Dave began his last sign-off by addressing the massive outpouring of support
from fans and former guests, saying, “The last six weeks it’s been crazy. People have been saying lovely thing about us, and it’s really been over the top. And I can’t tell you how flattering, embarrassing and gratifying it has all been.”
“I have two things to say about all this,” Dave continued. “We have done over 6,000 shows… and I can tell you, a pretty high percentage of those shows absolutely sucked. And, also, in light of all of this praise, merited or not, do me a favor – save a little for my funeral.”
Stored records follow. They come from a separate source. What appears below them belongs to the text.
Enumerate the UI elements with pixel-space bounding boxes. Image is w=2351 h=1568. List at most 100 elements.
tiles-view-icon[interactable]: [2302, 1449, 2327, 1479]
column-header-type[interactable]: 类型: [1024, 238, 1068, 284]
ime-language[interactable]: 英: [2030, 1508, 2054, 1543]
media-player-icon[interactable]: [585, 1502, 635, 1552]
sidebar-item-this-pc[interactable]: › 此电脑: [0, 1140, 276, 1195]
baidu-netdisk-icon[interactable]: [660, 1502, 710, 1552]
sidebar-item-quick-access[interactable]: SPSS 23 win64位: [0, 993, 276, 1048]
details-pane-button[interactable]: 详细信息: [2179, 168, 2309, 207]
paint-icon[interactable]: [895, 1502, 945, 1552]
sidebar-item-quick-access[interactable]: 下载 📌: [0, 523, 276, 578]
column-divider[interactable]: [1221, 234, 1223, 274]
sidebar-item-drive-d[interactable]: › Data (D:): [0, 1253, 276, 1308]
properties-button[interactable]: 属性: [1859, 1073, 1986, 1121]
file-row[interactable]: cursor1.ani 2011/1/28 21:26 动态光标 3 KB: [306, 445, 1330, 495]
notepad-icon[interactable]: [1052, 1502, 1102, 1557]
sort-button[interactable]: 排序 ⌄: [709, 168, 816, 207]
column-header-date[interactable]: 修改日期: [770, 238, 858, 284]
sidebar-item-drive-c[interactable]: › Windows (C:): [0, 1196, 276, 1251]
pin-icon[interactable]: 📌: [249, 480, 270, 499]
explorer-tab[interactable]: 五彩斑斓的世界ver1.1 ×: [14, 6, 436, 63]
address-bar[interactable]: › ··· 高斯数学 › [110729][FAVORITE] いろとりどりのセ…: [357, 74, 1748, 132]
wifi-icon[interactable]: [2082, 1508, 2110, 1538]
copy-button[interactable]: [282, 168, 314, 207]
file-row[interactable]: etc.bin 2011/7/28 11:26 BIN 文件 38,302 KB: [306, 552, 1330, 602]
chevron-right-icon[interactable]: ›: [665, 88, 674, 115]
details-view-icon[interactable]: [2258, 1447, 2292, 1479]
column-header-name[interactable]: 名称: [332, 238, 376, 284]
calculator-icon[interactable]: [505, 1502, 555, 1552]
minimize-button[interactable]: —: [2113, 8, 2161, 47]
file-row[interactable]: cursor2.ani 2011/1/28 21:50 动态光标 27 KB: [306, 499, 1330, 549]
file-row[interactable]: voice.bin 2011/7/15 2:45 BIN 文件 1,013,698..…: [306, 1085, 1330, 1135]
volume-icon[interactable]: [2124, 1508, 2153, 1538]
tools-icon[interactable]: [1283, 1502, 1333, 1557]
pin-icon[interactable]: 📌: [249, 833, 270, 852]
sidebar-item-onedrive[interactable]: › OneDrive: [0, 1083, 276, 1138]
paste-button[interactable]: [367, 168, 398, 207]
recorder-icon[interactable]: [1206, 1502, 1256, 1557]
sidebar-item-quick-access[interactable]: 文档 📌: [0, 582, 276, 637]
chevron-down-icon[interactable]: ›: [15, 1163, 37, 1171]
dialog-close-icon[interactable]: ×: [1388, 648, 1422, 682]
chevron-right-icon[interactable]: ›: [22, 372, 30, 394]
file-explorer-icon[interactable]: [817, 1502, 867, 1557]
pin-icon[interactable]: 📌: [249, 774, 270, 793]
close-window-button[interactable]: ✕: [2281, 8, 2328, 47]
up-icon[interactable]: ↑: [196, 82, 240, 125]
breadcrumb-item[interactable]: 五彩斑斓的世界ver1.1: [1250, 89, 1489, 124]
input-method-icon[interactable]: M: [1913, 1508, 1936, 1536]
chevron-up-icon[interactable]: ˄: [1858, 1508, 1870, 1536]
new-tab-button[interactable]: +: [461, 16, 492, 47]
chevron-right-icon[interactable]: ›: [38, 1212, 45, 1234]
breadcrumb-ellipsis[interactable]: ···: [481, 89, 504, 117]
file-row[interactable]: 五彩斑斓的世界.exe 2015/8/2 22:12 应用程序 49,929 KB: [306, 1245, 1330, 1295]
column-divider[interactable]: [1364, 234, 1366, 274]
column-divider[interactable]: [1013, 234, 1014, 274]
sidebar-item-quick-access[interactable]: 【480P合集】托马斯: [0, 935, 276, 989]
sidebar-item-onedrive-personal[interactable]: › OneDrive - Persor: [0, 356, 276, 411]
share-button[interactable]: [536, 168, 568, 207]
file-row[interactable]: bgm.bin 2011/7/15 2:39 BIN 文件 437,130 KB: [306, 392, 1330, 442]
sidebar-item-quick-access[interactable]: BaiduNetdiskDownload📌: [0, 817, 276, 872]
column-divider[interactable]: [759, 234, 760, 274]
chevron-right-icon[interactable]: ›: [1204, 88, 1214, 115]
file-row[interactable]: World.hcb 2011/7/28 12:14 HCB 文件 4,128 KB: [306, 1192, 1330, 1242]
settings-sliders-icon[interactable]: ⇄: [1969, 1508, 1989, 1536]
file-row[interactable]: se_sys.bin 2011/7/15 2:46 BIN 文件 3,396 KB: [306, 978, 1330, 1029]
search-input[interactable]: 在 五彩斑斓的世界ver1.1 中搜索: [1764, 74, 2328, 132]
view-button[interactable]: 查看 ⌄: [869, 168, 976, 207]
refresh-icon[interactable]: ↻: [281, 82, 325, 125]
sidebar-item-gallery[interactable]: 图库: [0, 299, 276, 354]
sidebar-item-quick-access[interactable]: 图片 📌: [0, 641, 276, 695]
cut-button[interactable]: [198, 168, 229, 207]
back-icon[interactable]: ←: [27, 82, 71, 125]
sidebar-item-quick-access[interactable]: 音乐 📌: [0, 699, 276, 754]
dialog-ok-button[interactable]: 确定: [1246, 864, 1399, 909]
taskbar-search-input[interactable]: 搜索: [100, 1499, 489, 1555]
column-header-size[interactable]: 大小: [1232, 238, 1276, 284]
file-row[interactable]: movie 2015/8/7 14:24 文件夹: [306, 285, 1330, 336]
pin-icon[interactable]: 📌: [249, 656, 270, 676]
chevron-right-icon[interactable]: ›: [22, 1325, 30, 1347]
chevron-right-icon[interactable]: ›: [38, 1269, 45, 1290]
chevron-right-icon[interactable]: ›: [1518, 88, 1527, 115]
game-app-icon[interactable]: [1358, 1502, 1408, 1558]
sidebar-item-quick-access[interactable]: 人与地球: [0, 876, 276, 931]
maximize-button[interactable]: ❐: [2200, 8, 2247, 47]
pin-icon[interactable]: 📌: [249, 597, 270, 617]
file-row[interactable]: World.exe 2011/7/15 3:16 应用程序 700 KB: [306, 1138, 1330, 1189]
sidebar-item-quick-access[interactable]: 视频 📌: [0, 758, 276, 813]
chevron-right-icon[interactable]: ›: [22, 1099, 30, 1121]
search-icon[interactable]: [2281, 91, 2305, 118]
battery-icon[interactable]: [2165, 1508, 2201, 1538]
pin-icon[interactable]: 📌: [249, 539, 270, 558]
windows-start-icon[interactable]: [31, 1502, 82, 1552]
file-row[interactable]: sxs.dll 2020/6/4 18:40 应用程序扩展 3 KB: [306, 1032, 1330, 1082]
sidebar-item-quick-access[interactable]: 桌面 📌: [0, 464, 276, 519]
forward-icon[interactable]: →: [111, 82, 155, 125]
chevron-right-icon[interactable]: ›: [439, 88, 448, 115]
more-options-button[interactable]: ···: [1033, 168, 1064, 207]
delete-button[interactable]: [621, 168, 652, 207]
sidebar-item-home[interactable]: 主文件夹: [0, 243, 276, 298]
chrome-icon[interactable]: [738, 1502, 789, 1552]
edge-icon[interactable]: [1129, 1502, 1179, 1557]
Letterman went on to share a story about the history of The Late Show studio, the legendary Ed Sullivan Theater, and the CBS execs who made the show possible – including CBS president Les Mooves, who Dave thanked for the years of support.
While David didn’t cry, or even get too choked up, it was clear that the gravity of the evening began to settle as he thanked his dedicated crew. From his producers, to the writers, and then the iconic Late Show band.
Dave took special time to thank his long-time band leader Paul Shaffer
, calling Paul “my good, good friend, as good a friend as you can have on television and as good a friend as you can have in life, [and] absolutely a musical genius.”
David also thanked his wife Regina and his 11-year-old son Harry, who were sitting in the audience.
“I want to thank my family: my wife, Regina and my son Harry. Thank you. Just seriously, thank you for being my family,” Dave said, smiling. “I love you both and really nothing else matters, does it?”
David also took the time to thank his devoted fans
, who have watched him night after night for more than three decades.
“I want to thank the folks at home. You know, people come up to me all the time and say, ‘I have been watching you since that morning show!’ And I always say, ‘Have you ever thought about a complete psychological work-up?’ To the people who watch this show, there is nothing I can ever do to repay you. Thank you for everything, you’ve given me everything, and thank you again.”
To introduce the Foo Fighters, Dave shared a story about the time he wanted to book the band to play his first show back, after having to step away from The Late Show desk to have emergency heart surgery.
One Foo Fighters song in particular had given Dave a lot of comfort during his time in recovery, and he wanted to have the band play that song to commemorate his return. The only problem was, the Foo Fighters were on tour in South America at the time.
But, just for Dave, the cancelled their tour to play The Late Show. “Happily, ever since, we’ve been joined at the hip. God bless you gentlemen,” Dave said, waving to the band. “Thank you very much.”
“Alright. That’s pretty much all I got,” Dave said, stoically. “The only thing I have left to do, for the last time on a television program: thank you, and good night.”